Microsoft gives developers a better way to control AI agent behavior.

As AI agents become more capable, companies competing to make them work across applications, workflows, and products face new challenges in ensuring that their agents perform the tasks they are supposed to perform when deployed across a variety of environments.

Microsoft is trying to solve this problem with a new open source standard called the Agent Control Specification (ACS), which aims to give developers a more consistent and granular way to control what AI agents can do.

This specification essentially allows developers, compliance, and security teams to define their own policies for agents to follow. Rules can define what an agent can do, what it must not do, when a person must approve the action, and what evidence must be recorded for future review. These policy files are checked at several "cutoff points" when the agent is not performing any action to ensure that the action is within guardrails.

The specifications come as developers improvise ways to control what the AI ​​sees and does.
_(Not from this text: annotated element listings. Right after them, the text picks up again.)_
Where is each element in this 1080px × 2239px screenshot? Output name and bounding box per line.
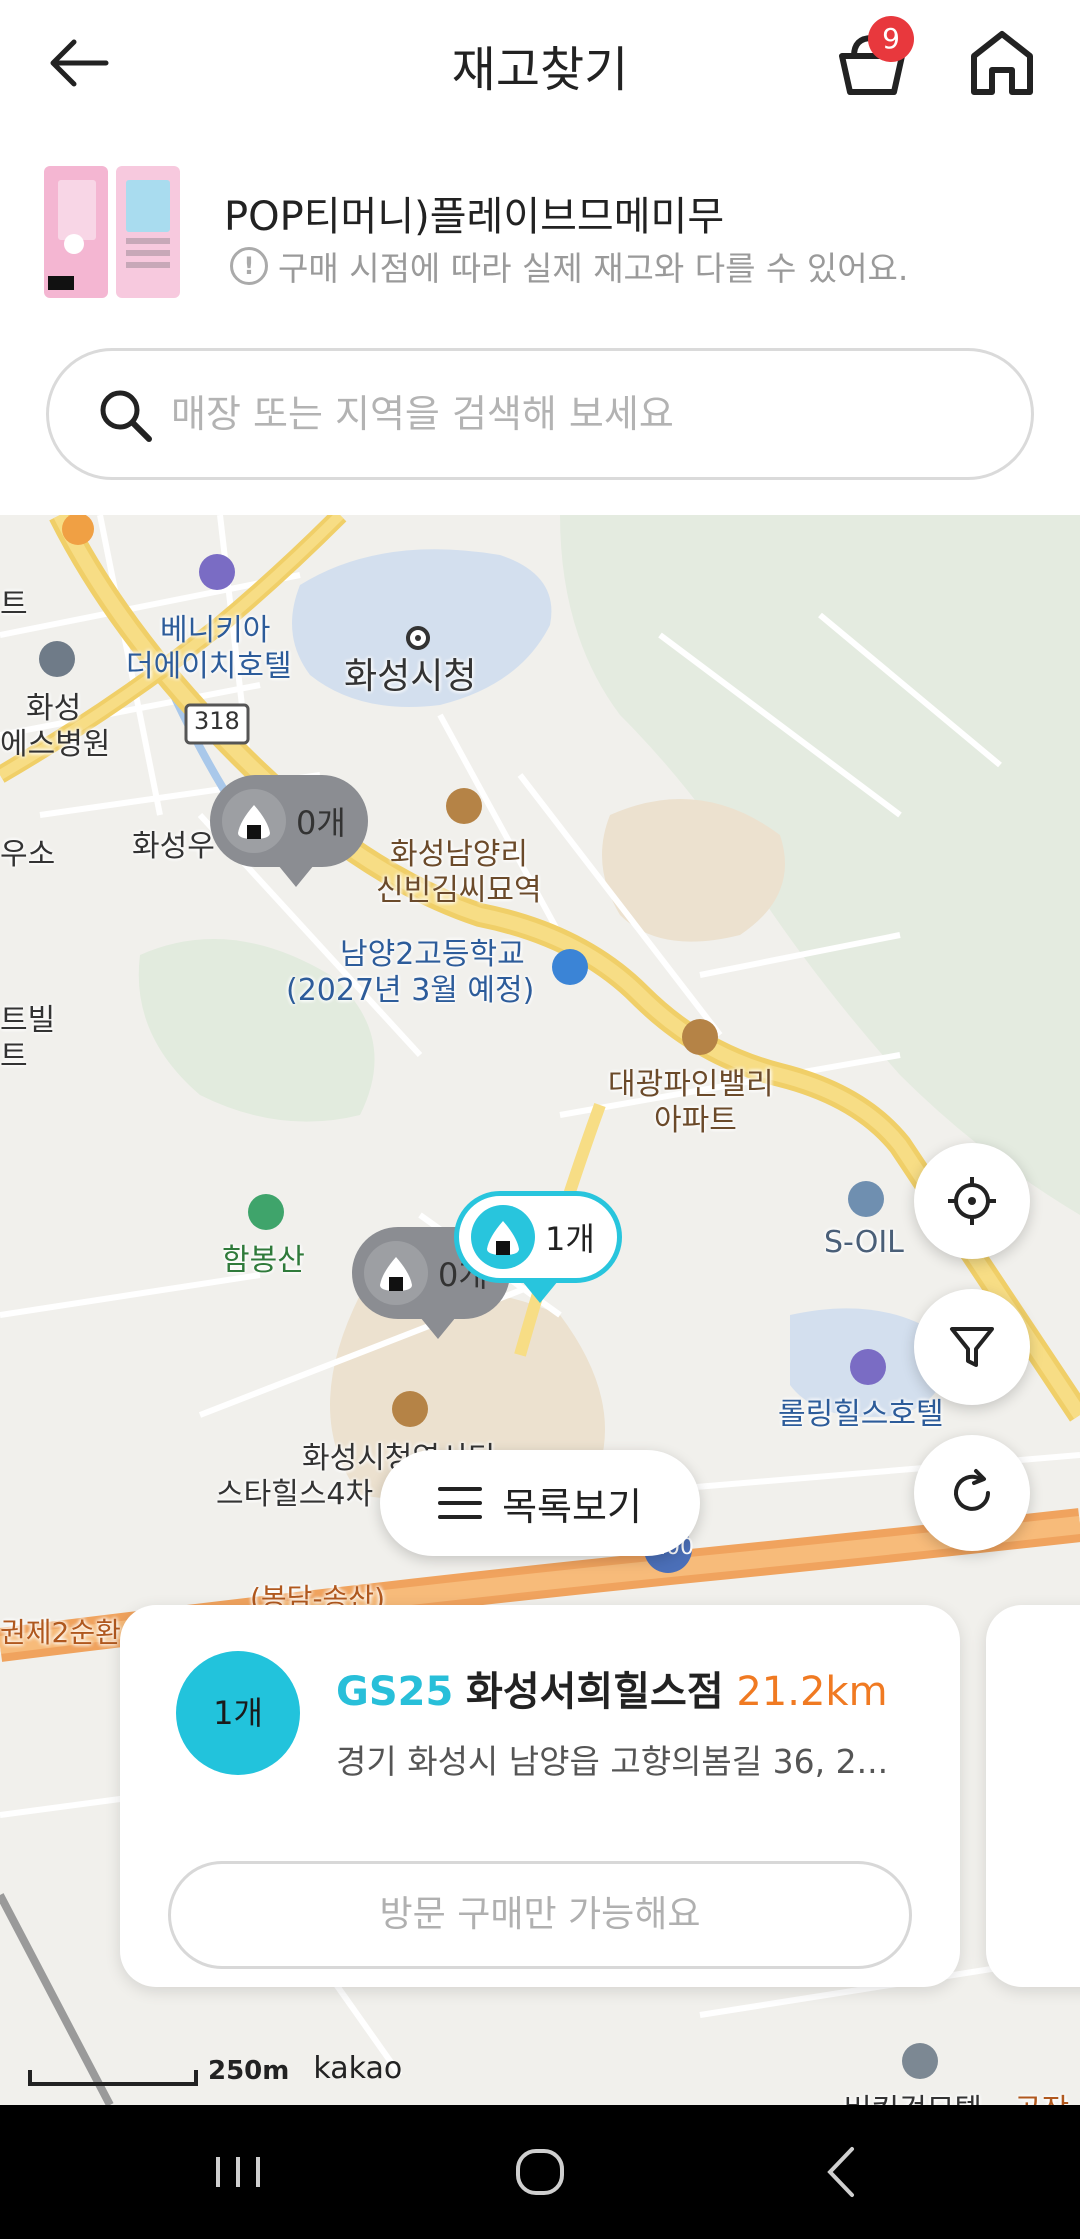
recent-apps-icon	[216, 2157, 260, 2187]
map-label: 버킹검모텔	[844, 2085, 982, 2105]
store-brand: GS25	[336, 1669, 454, 1715]
visit-only-button[interactable]: 방문 구매만 가능해요	[168, 1861, 912, 1969]
map-label: 아파트	[654, 1103, 737, 1138]
header: 재고찾기 9	[0, 0, 1080, 130]
system-navigation-bar	[0, 2105, 1080, 2239]
map-label: 트	[0, 587, 28, 622]
recent-apps-button[interactable]	[198, 2135, 278, 2209]
map-label: (2027년 3월 예정)	[286, 973, 535, 1008]
store-pin-count: 0개	[296, 804, 346, 842]
scale-label: 250m	[208, 2056, 290, 2086]
store-stock-count: 1개	[176, 1651, 300, 1775]
crosshair-icon	[948, 1177, 996, 1225]
stock-notice: ! 구매 시점에 따라 실제 재고와 다를 수 있어요.	[230, 242, 908, 290]
pin-tail	[278, 865, 314, 887]
map-label: 트	[0, 1039, 28, 1074]
map-label: 에스병원	[0, 727, 111, 762]
map-label: 스타힐스4차	[216, 1477, 374, 1512]
map-label: 화성우	[132, 829, 215, 864]
store-address: 경기 화성시 남양읍 고향의봄길 36, 2...	[336, 1742, 889, 1781]
map-label: 우소	[0, 837, 56, 872]
filter-button[interactable]	[914, 1289, 1030, 1405]
pin-tail	[420, 1317, 456, 1339]
map-label: 화성시청	[344, 656, 477, 697]
home-circle-icon	[516, 2149, 564, 2195]
home-button[interactable]	[964, 24, 1040, 100]
store-pin[interactable]: 0개	[210, 775, 368, 867]
map-label: S-OIL	[824, 1225, 904, 1260]
store-name: 화성서희힐스점	[466, 1669, 724, 1715]
map-label: 공장	[1014, 2085, 1069, 2105]
rice-ball-icon	[471, 1205, 535, 1269]
product-thumbnail	[44, 166, 180, 298]
back-chevron-icon	[827, 2147, 854, 2197]
info-icon: !	[230, 247, 268, 285]
store-distance: 21.2km	[736, 1669, 888, 1715]
scale-bar	[28, 2070, 198, 2086]
list-view-label: 목록보기	[502, 1484, 642, 1529]
store-map[interactable]: 트 베니키아 더에이치호텔 화성시청 화성 에스병원 318 화성우 우소 화성…	[0, 515, 1080, 2105]
store-card[interactable]: 1개 GS25 화성서희힐스점 21.2km 경기 화성시 남양읍 고향의봄길 …	[120, 1605, 960, 1987]
map-label: 더에이치호텔	[126, 649, 292, 684]
map-label: 권제2순환	[0, 1616, 121, 1649]
my-location-button[interactable]	[914, 1143, 1030, 1259]
stock-notice-text: 구매 시점에 따라 실제 재고와 다를 수 있어요.	[278, 249, 909, 288]
map-label: 롤링힐스호텔	[778, 1397, 944, 1432]
filter-icon	[950, 1327, 994, 1367]
store-pin-selected[interactable]: 1개	[454, 1191, 622, 1283]
rice-ball-icon	[364, 1241, 428, 1305]
rice-ball-icon	[222, 789, 286, 853]
home-icon	[971, 31, 1033, 95]
map-scale: 250m kakao	[28, 2051, 402, 2086]
next-store-card[interactable]	[986, 1605, 1080, 1987]
list-view-button[interactable]: 목록보기	[380, 1450, 700, 1556]
map-provider-logo: kakao	[313, 2051, 403, 2086]
store-pin-count: 1개	[545, 1220, 595, 1258]
road-number-label: 318	[194, 707, 240, 735]
refresh-button[interactable]	[914, 1435, 1030, 1551]
product-info: POP티머니)플레이브므메미무 ! 구매 시점에 따라 실제 재고와 다를 수 …	[0, 150, 1080, 310]
store-title: GS25 화성서희힐스점 21.2km	[336, 1659, 888, 1717]
home-nav-button[interactable]	[500, 2135, 580, 2209]
menu-icon	[438, 1487, 483, 1519]
product-name: POP티머니)플레이브므메미무	[224, 194, 725, 240]
pin-tail	[522, 1281, 558, 1303]
map-label: 함봉산	[222, 1243, 305, 1278]
search-input[interactable]	[171, 381, 991, 447]
map-label: 신빈김씨묘역	[376, 873, 542, 908]
cart-count-badge: 9	[868, 16, 914, 62]
back-nav-button[interactable]	[802, 2135, 882, 2209]
search-bar[interactable]	[46, 348, 1034, 480]
refresh-icon	[954, 1469, 990, 1511]
search-icon	[100, 390, 152, 442]
page-title: 재고찾기	[451, 42, 629, 98]
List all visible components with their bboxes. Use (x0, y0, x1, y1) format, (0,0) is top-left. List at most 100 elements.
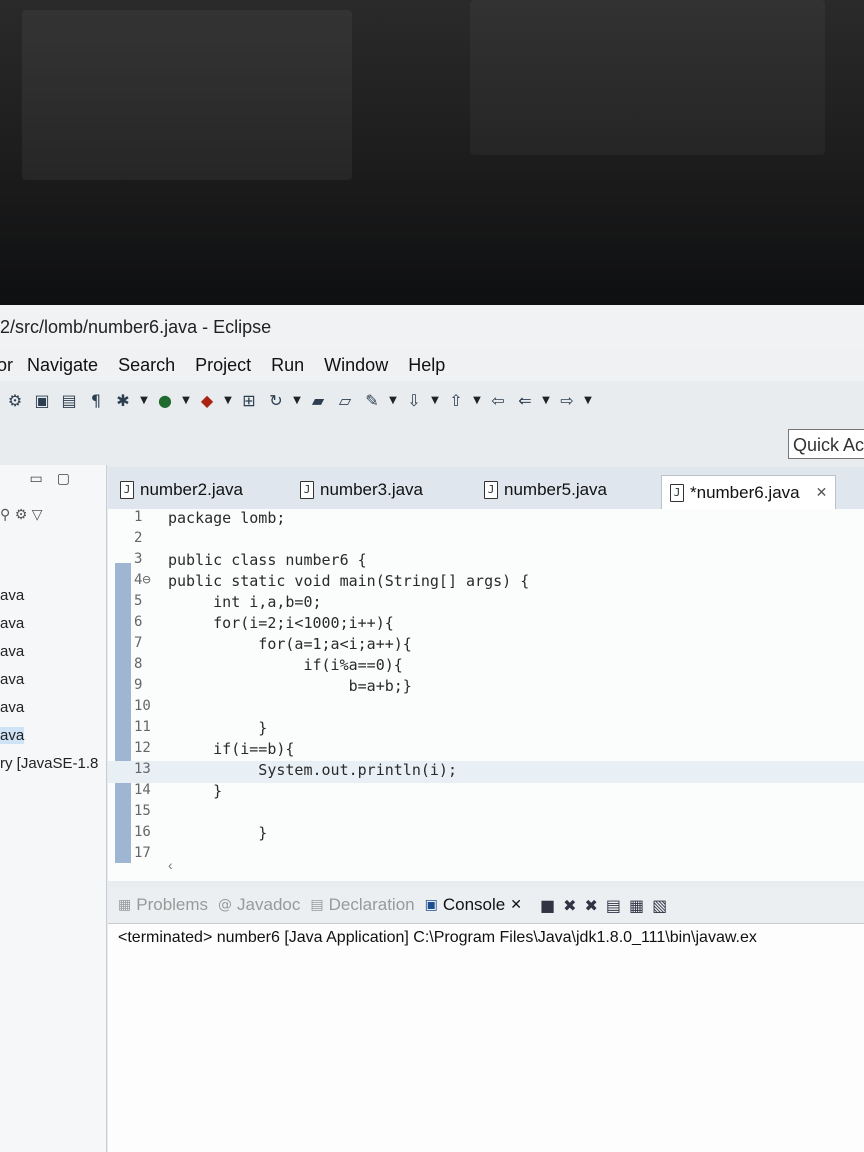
tab-console[interactable]: ▣ Console ✕ (425, 895, 522, 915)
settings-icon[interactable]: ⚙ (4, 390, 26, 412)
main-toolbar: ⚙ ▣ ▤ ¶ ✱ ▼ ● ▼ ◆ ▼ ⊞ ↻ ▼ ▰ ▱ ✎ ▼ ⇩ ▼ ⇧ … (0, 381, 864, 421)
tab-javadoc[interactable]: @ Javadoc (218, 895, 300, 915)
forward-icon[interactable]: ⇨ (556, 390, 578, 412)
line-number: 14 (134, 782, 151, 798)
code-line: 6 for(i=2;i<1000;i++){ (108, 614, 864, 636)
menu-window[interactable]: Window (324, 355, 388, 376)
code-text: System.out.println(i); (168, 761, 457, 779)
prev-annotation-icon[interactable]: ⇧ (445, 390, 467, 412)
package-explorer-header: ▭▢ ⚲ ⚙ ▽ (0, 465, 106, 523)
tab-number3[interactable]: J number3.java (300, 473, 423, 507)
chevron-down-icon[interactable]: ▼ (430, 390, 440, 412)
code-line: 8 if(i%a==0){ (108, 656, 864, 678)
quick-access-input[interactable]: Quick Acc (788, 429, 864, 459)
console-icon: ▣ (424, 897, 438, 913)
problems-icon: ▦ (118, 897, 132, 913)
minimize-maximize-icons[interactable]: ▭▢ (30, 471, 84, 487)
tab-problems[interactable]: ▦ Problems (118, 895, 208, 915)
menu-search[interactable]: Search (118, 355, 175, 376)
explorer-item-selected[interactable]: ava (0, 727, 24, 744)
run-config-icon[interactable]: ◆ (196, 390, 218, 412)
back-icon[interactable]: ⇐ (514, 390, 536, 412)
scroll-left-icon[interactable]: ‹ (168, 857, 173, 873)
line-number: 8 (134, 656, 143, 672)
code-line: 3 public class number6 { (108, 551, 864, 573)
tab-label: number3.java (320, 480, 424, 499)
refresh-icon[interactable]: ↻ (265, 390, 287, 412)
tab-number5[interactable]: J number5.java (484, 473, 607, 507)
new-folder-icon[interactable]: ▱ (334, 390, 356, 412)
print-icon[interactable]: ▤ (58, 390, 80, 412)
debug-icon[interactable]: ✱ (112, 390, 134, 412)
java-file-icon: J (484, 481, 498, 499)
open-folder-icon[interactable]: ▰ (307, 390, 329, 412)
menu-bar: or Navigate Search Project Run Window He… (0, 349, 864, 381)
tab-number6[interactable]: J *number6.java ✕ (661, 475, 837, 510)
menu-project[interactable]: Project (195, 355, 251, 376)
tab-declaration[interactable]: ▤ Declaration (310, 895, 414, 915)
explorer-item[interactable]: ava (0, 671, 24, 688)
terminate-icon[interactable]: ■ (540, 896, 555, 915)
remove-launch-icon[interactable]: ✖ (563, 896, 576, 915)
tab-label: number2.java (140, 480, 244, 499)
code-text: if(i%a==0){ (168, 656, 403, 674)
code-line: 10 (108, 698, 864, 720)
pilcrow-icon[interactable]: ¶ (85, 390, 107, 412)
chevron-down-icon[interactable]: ▼ (541, 390, 551, 412)
explorer-item[interactable]: ava (0, 615, 24, 632)
close-icon[interactable]: ✕ (510, 897, 522, 913)
run-icon[interactable]: ● (154, 390, 176, 412)
line-number: 10 (134, 698, 151, 714)
code-text: int i,a,b=0; (168, 593, 322, 611)
line-number: 16 (134, 824, 151, 840)
code-line: 7 for(a=1;a<i;a++){ (108, 635, 864, 657)
explorer-item[interactable]: ava (0, 643, 24, 660)
menu-run[interactable]: Run (271, 355, 304, 376)
close-icon[interactable]: ✕ (816, 485, 828, 501)
line-number: 12 (134, 740, 151, 756)
next-annotation-icon[interactable]: ⇩ (403, 390, 425, 412)
java-file-icon: J (300, 481, 314, 499)
view-menu-icons[interactable]: ⚲ ⚙ ▽ (0, 507, 42, 523)
code-line: 12 if(i==b){ (108, 740, 864, 762)
chevron-down-icon[interactable]: ▼ (583, 390, 593, 412)
title-bar: 2/src/lomb/number6.java - Eclipse (0, 305, 864, 349)
code-text: public static void main(String[] args) { (168, 572, 530, 590)
tab-label: Declaration (328, 895, 415, 914)
code-line: 15 (108, 803, 864, 825)
code-editor[interactable]: 1 package lomb; 2 3 public class number6 {… (108, 509, 864, 881)
explorer-item-jre[interactable]: ry [JavaSE-1.8 (0, 755, 98, 772)
menu-help[interactable]: Help (408, 355, 445, 376)
remove-all-icon[interactable]: ✖ (584, 896, 597, 915)
pin-icon[interactable]: ✎ (361, 390, 383, 412)
scroll-lock-icon[interactable]: ▦ (629, 896, 644, 915)
eclipse-window: 2/src/lomb/number6.java - Eclipse or Nav… (0, 305, 864, 1152)
tab-number2[interactable]: J number2.java (120, 473, 243, 507)
pin-console-icon[interactable]: ▧ (652, 896, 667, 915)
chevron-down-icon[interactable]: ▼ (223, 390, 233, 412)
save-icon[interactable]: ▣ (31, 390, 53, 412)
code-text: for(a=1;a<i;a++){ (168, 635, 412, 653)
explorer-item[interactable]: ava (0, 699, 24, 716)
line-number: 3 (134, 551, 143, 567)
chevron-down-icon[interactable]: ▼ (472, 390, 482, 412)
java-file-icon: J (120, 481, 134, 499)
clear-console-icon[interactable]: ▤ (606, 896, 621, 915)
open-type-icon[interactable]: ⊞ (238, 390, 260, 412)
chevron-down-icon[interactable]: ▼ (139, 390, 149, 412)
code-text: for(i=2;i<1000;i++){ (168, 614, 394, 632)
chevron-down-icon[interactable]: ▼ (292, 390, 302, 412)
chevron-down-icon[interactable]: ▼ (181, 390, 191, 412)
explorer-item[interactable]: ava (0, 587, 24, 604)
menu-edit[interactable]: or (0, 355, 13, 376)
chevron-down-icon[interactable]: ▼ (388, 390, 398, 412)
javadoc-icon: @ (218, 897, 233, 913)
menu-navigate[interactable]: Navigate (27, 355, 98, 376)
code-text: package lomb; (168, 509, 286, 527)
code-line: 5 int i,a,b=0; (108, 593, 864, 615)
editor-tab-bar: J number2.java J number3.java J number5.… (108, 467, 864, 510)
console-output: <terminated> number6 [Java Application] … (118, 929, 757, 946)
code-text: if(i==b){ (168, 740, 295, 758)
line-number: 15 (134, 803, 151, 819)
prev-edit-icon[interactable]: ⇦ (487, 390, 509, 412)
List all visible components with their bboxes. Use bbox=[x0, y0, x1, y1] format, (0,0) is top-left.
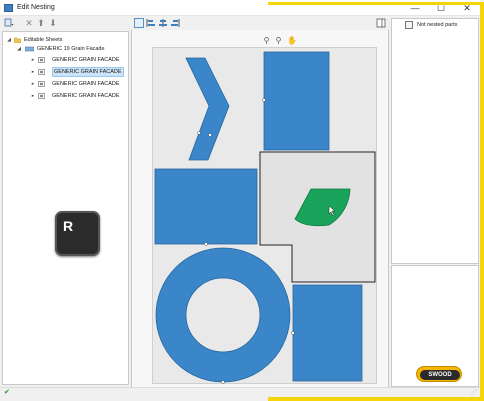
edit-nesting-window: Edit Nesting — ☐ ✕ ✕ ⬆ ⬇ ◢ Editable Shee… bbox=[0, 0, 484, 401]
part-handle[interactable] bbox=[221, 380, 225, 384]
swood-logo: SWOOD bbox=[416, 366, 462, 382]
logo-badge: SWOOD bbox=[420, 370, 460, 380]
part-handle[interactable] bbox=[262, 98, 266, 102]
part-handle[interactable] bbox=[291, 331, 295, 335]
highlight-border-right bbox=[480, 2, 484, 401]
part-handle[interactable] bbox=[197, 131, 201, 135]
logo-text: SWOOD bbox=[428, 372, 452, 378]
checkmark-icon[interactable]: ✔ bbox=[4, 389, 13, 396]
status-bar bbox=[0, 387, 480, 397]
not-nested-parts-label: Not nested parts bbox=[417, 22, 458, 28]
part-handle[interactable] bbox=[208, 133, 212, 137]
ring-inner-edge bbox=[185, 277, 261, 353]
not-nested-parts-list bbox=[391, 18, 479, 264]
part-list-icon bbox=[405, 21, 413, 29]
highlight-border-bottom bbox=[268, 397, 484, 401]
highlight-border-top bbox=[268, 2, 484, 5]
rectangle-part[interactable] bbox=[154, 168, 258, 245]
part-handle[interactable] bbox=[204, 242, 208, 246]
resize-grip-icon[interactable]: ⋰ bbox=[471, 390, 478, 396]
chevron-part[interactable] bbox=[185, 57, 230, 161]
rectangle-part[interactable] bbox=[292, 284, 363, 382]
rectangle-part[interactable] bbox=[263, 51, 330, 151]
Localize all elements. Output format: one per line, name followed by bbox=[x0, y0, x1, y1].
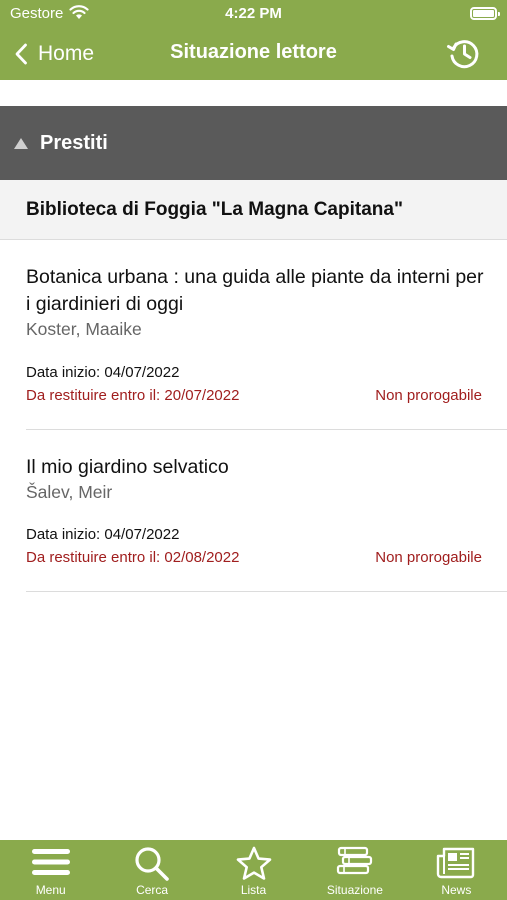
library-header: Biblioteca di Foggia "La Magna Capitana" bbox=[0, 180, 507, 240]
tab-label: News bbox=[441, 883, 472, 897]
top-bar: Gestore 4:22 PM Home Situazione lettore bbox=[0, 0, 507, 80]
loan-start-date: Data inizio: 04/07/2022 bbox=[26, 364, 180, 381]
tab-lista[interactable]: Lista bbox=[203, 840, 304, 900]
loan-renewal-status: Non prorogabile bbox=[375, 549, 482, 566]
books-icon bbox=[336, 846, 373, 875]
tab-label: Menu bbox=[35, 883, 66, 897]
status-bar: Gestore 4:22 PM bbox=[0, 0, 507, 28]
tab-cerca[interactable]: Cerca bbox=[101, 840, 202, 900]
collapse-triangle-icon bbox=[14, 137, 28, 149]
section-header-prestiti[interactable]: Prestiti bbox=[0, 106, 507, 180]
navigation-bar: Home Situazione lettore bbox=[0, 28, 507, 80]
screen: Gestore 4:22 PM Home Situazione lettore bbox=[0, 0, 507, 900]
star-icon bbox=[236, 846, 271, 880]
loan-due-date: Da restituire entro il: 02/08/2022 bbox=[26, 549, 240, 566]
loan-item[interactable]: Botanica urbana : una guida alle piante … bbox=[26, 240, 507, 430]
loan-renewal-status: Non prorogabile bbox=[375, 387, 482, 404]
section-title: Prestiti bbox=[40, 131, 108, 154]
loan-item[interactable]: Il mio giardino selvatico Šalev, Meir Da… bbox=[26, 430, 507, 592]
loan-title: Botanica urbana : una guida alle piante … bbox=[26, 266, 484, 315]
battery-icon bbox=[470, 7, 500, 20]
tab-situazione[interactable]: Situazione bbox=[304, 840, 405, 900]
status-time: 4:22 PM bbox=[225, 5, 282, 22]
loan-title: Il mio giardino selvatico bbox=[26, 456, 229, 478]
library-name: Biblioteca di Foggia "La Magna Capitana" bbox=[26, 198, 403, 220]
loan-author: Šalev, Meir bbox=[26, 482, 113, 502]
tab-label: Cerca bbox=[136, 883, 169, 897]
newspaper-icon bbox=[437, 847, 475, 879]
loan-author: Koster, Maaike bbox=[26, 319, 142, 339]
history-icon[interactable] bbox=[445, 34, 483, 72]
tab-label: Lista bbox=[240, 883, 267, 897]
tab-label: Situazione bbox=[326, 883, 383, 897]
tab-menu[interactable]: Menu bbox=[0, 840, 101, 900]
search-icon bbox=[135, 847, 169, 881]
tab-bar: Menu Cerca Lista Situazione News bbox=[0, 840, 507, 900]
spacer bbox=[0, 80, 507, 106]
tab-news[interactable]: News bbox=[406, 840, 507, 900]
loan-start-date: Data inizio: 04/07/2022 bbox=[26, 526, 180, 543]
menu-icon bbox=[31, 849, 70, 875]
loan-due-date: Da restituire entro il: 20/07/2022 bbox=[26, 387, 240, 404]
page-title: Situazione lettore bbox=[170, 41, 337, 63]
This is especially true with conversations focused on unintended actions that lead to cascading errors or misplaced AI workflows due to misuse of tools.

Today, developers can specify instructions in system prompts, add custom checks to their application code, or use classifiers to catch problematic input and output. While this approach works, it often leaves companies with fragmented controls that are difficult to audit and difficult to reuse across different frameworks, interfaces, and systems.

ACS aims to integrate these controls into a common governance layer. Microsoft says this specification can be used to check whether an agent complies with guardrails at several points in the workflow, including before the agent receives input, before calling a tool, after the tool returns results, and before the final response is sent to the user. Policies can allow actions, block them, modify sensitive information, or even ask a person for approval.

Developers can also insert classifiers for inputs and outputs to classify information, predict outcomes, or determine how the agent should respond. Add LLM with a prompt to act as a 'judge' for the policy. Logic to check tool invocation, tool selection, input accuracy, output usage, and response.

And these policies can be written as a single file and therefore bundled with agents, allowing security policies to follow agents across a variety of frameworks and environments.

ACS includes plugins for LangChain, OpenAI Agents SDK, Anthropic Agents SDK, AutoGen, CrewAI, Semantic Kernel, Microsoft.Extensions.AI, MCP tools, and more. Provided as class="pn0005">SDK.